Likewise, GitLab is owning the software development/DevSecOps lifecycle - as agents can now build, scan, merge, deploy, test and policy enforce code across the lifecycle - all while sharing data, connecting with other third-party systems autonomously.
Datadog is another stand out, as they continue to embed telemetry, alerting logic and automated remediation into operational workflows across a unified system of action architecture.
All three of these companies are already progressing beyond the systems of record. They already control structured actions, workflow logic and execution, not just the underlying data - thats differentiation.
They do not simply store data and wait for a user to decide what to do next. Each already sits inside a live operational workflow where decisions are made and actions are executed proactively.

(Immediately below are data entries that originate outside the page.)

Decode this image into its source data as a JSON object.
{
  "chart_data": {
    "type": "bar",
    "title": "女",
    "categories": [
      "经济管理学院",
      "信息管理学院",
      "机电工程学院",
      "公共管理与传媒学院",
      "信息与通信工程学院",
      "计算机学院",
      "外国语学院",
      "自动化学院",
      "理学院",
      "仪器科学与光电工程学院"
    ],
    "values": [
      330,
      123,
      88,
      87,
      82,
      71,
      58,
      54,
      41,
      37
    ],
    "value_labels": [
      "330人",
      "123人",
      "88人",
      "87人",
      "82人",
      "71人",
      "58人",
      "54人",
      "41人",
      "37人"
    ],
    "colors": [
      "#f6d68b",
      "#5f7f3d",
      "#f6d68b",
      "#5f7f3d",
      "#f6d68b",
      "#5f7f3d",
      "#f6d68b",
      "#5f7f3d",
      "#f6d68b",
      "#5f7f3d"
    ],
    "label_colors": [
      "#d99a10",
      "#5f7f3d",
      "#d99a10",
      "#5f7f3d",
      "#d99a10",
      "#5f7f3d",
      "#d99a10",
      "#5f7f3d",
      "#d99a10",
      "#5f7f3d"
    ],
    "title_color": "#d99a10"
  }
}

That distinction matters because a true system of action is not created by merely layering AI features onto an incumbent product. They are not an incumbent who simply "adds AI". I see this a lot in the market and it makes total sense, of course. But often, they are not a system of action.

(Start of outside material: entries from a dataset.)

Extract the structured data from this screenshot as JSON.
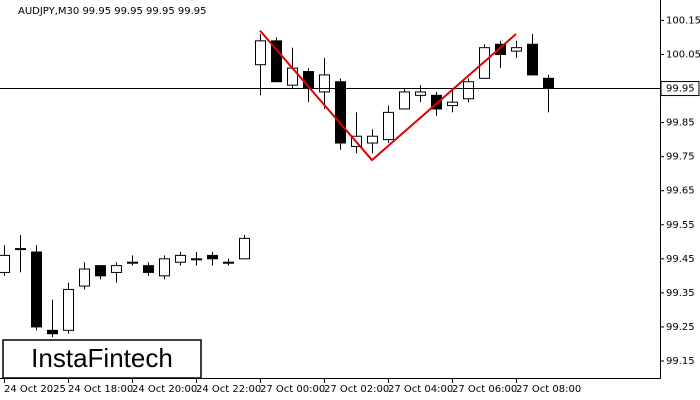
{
  "chart_data": {
    "type": "candlestick",
    "title": "AUDJPY,M30  99.95 99.95 99.95 99.95",
    "categories": [
      "24 Oct 2025",
      null,
      null,
      null,
      "24 Oct 18:00",
      null,
      null,
      null,
      "24 Oct 20:00",
      null,
      null,
      null,
      "24 Oct 22:00",
      null,
      null,
      null,
      "27 Oct 00:00",
      null,
      null,
      null,
      "27 Oct 02:00",
      null,
      null,
      null,
      "27 Oct 04:00",
      null,
      null,
      null,
      "27 Oct 06:00",
      null,
      null,
      null,
      "27 Oct 08:00",
      null,
      null
    ],
    "open": [
      99.41,
      99.48,
      99.47,
      99.24,
      99.24,
      99.37,
      99.43,
      99.41,
      99.44,
      99.43,
      99.4,
      99.44,
      99.45,
      99.46,
      99.44,
      99.45,
      100.02,
      100.09,
      99.96,
      100.0,
      99.94,
      99.97,
      99.78,
      99.79,
      99.8,
      99.89,
      99.93,
      99.93,
      99.9,
      99.92,
      99.98,
      100.08,
      100.06,
      100.08,
      99.98
    ],
    "high": [
      99.49,
      99.52,
      99.49,
      99.33,
      99.38,
      99.44,
      99.43,
      99.44,
      99.46,
      99.44,
      99.46,
      99.47,
      99.47,
      99.47,
      99.45,
      99.52,
      100.11,
      100.1,
      100.07,
      100.01,
      100.04,
      99.98,
      99.88,
      99.83,
      99.9,
      99.95,
      99.96,
      99.94,
      99.95,
      99.98,
      100.08,
      100.09,
      100.09,
      100.11,
      99.99
    ],
    "low": [
      99.4,
      99.41,
      99.24,
      99.22,
      99.23,
      99.36,
      99.39,
      99.38,
      99.43,
      99.4,
      99.39,
      99.43,
      99.43,
      99.43,
      99.43,
      99.45,
      99.93,
      99.97,
      99.95,
      99.91,
      99.89,
      99.77,
      99.76,
      99.76,
      99.79,
      99.89,
      99.91,
      99.87,
      99.88,
      99.91,
      99.98,
      100.01,
      100.04,
      99.99,
      99.88
    ],
    "close": [
      99.46,
      99.48,
      99.25,
      99.23,
      99.36,
      99.42,
      99.4,
      99.43,
      99.44,
      99.41,
      99.45,
      99.46,
      99.45,
      99.45,
      99.44,
      99.51,
      100.09,
      99.97,
      100.01,
      99.95,
      99.99,
      99.79,
      99.81,
      99.81,
      99.88,
      99.94,
      99.94,
      99.89,
      99.91,
      99.97,
      100.07,
      100.05,
      100.07,
      99.99,
      99.95
    ],
    "ylim": [
      99.1,
      100.21
    ],
    "yticks": [
      99.15,
      99.25,
      99.35,
      99.45,
      99.55,
      99.65,
      99.75,
      99.85,
      99.95,
      100.05,
      100.15
    ],
    "current_price": 99.95,
    "pattern": {
      "color": "#e00000",
      "indices": [
        16,
        23,
        32
      ],
      "values": [
        100.12,
        99.74,
        100.11
      ]
    },
    "watermark": "InstaFintech"
  }
}
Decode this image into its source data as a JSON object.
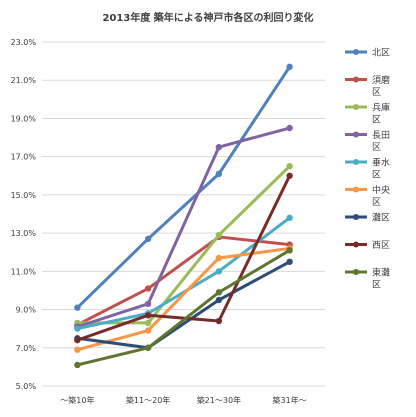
{
  "chart_data": {
    "type": "line",
    "title": "2013年度 築年による神戸市各区の利回り変化",
    "categories": [
      "～築10年",
      "築11～20年",
      "築21～30年",
      "築31年～"
    ],
    "ylim": [
      5.0,
      23.0
    ],
    "yticks": [
      "5.0%",
      "7.0%",
      "9.0%",
      "11.0%",
      "13.0%",
      "15.0%",
      "17.0%",
      "19.0%",
      "21.0%",
      "23.0%"
    ],
    "grid": true,
    "legend_position": "right",
    "series": [
      {
        "name": "北区",
        "color": "#4F81BD",
        "values": [
          9.1,
          12.7,
          16.1,
          21.7
        ]
      },
      {
        "name": "須磨区",
        "color": "#C0504D",
        "values": [
          8.2,
          10.1,
          12.8,
          12.4
        ]
      },
      {
        "name": "兵庫区",
        "color": "#9BBB59",
        "values": [
          8.3,
          8.3,
          12.9,
          16.5
        ]
      },
      {
        "name": "長田区",
        "color": "#8064A2",
        "values": [
          8.1,
          9.3,
          17.5,
          18.5
        ]
      },
      {
        "name": "垂水区",
        "color": "#4BACC6",
        "values": [
          8.0,
          8.8,
          11.0,
          13.8
        ]
      },
      {
        "name": "中央区",
        "color": "#F79646",
        "values": [
          6.9,
          7.9,
          11.7,
          12.2
        ]
      },
      {
        "name": "灘区",
        "color": "#2C4D75",
        "values": [
          7.5,
          7.0,
          9.5,
          11.5
        ]
      },
      {
        "name": "西区",
        "color": "#772C2A",
        "values": [
          7.4,
          8.7,
          8.4,
          16.0
        ]
      },
      {
        "name": "東灘区",
        "color": "#5F7530",
        "values": [
          6.1,
          7.0,
          9.9,
          12.1
        ]
      }
    ]
  }
}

Large language models (LLM) may improve search, summarization, triage, or code suggestions but cannot replace the platform where the workflow itself requires orchestration, permissions, policy enforcement, remediation and deep integrations.
In other words, adding a copilot or chatbot to a traditional web app interface is not the same as becoming a system of action. A system of action is defined by ownership of the workflow itself — the ability to trigger, coordinate, govern and complete work across the stack.
But what about smaller SaaS players?
I agree. Up until now, I've articulated winning attributes in a way that naturally favors either scaled incumbents or very focused AI-native challengers.
My impression here is that most smaller SaaS vendors are unlikely to make a full transition into true systems of action within the next 18 months, at least not in a durable, defensible way.
Many can add AI features on top but far fewer can build the full workflow depth, integrations, trust and distribution needed to become the operational control layer for agents.
Putting my investment hat on, I would be looking at these smaller players carefully. They may be able to add useful AI but if it occupies only one narrow step in user workflow, it may struggle to become the place where agents actually coordinate and execute work.
I will follow up in a seperate blog post regarding this topic in general.
But looking at the near-term market, its most likely going to bifurcate between AI-native challengers vs incumbents defending the system-of-record position, leaving many mid-sized or smaller traditional SaaS vendors in an awkward middle ground.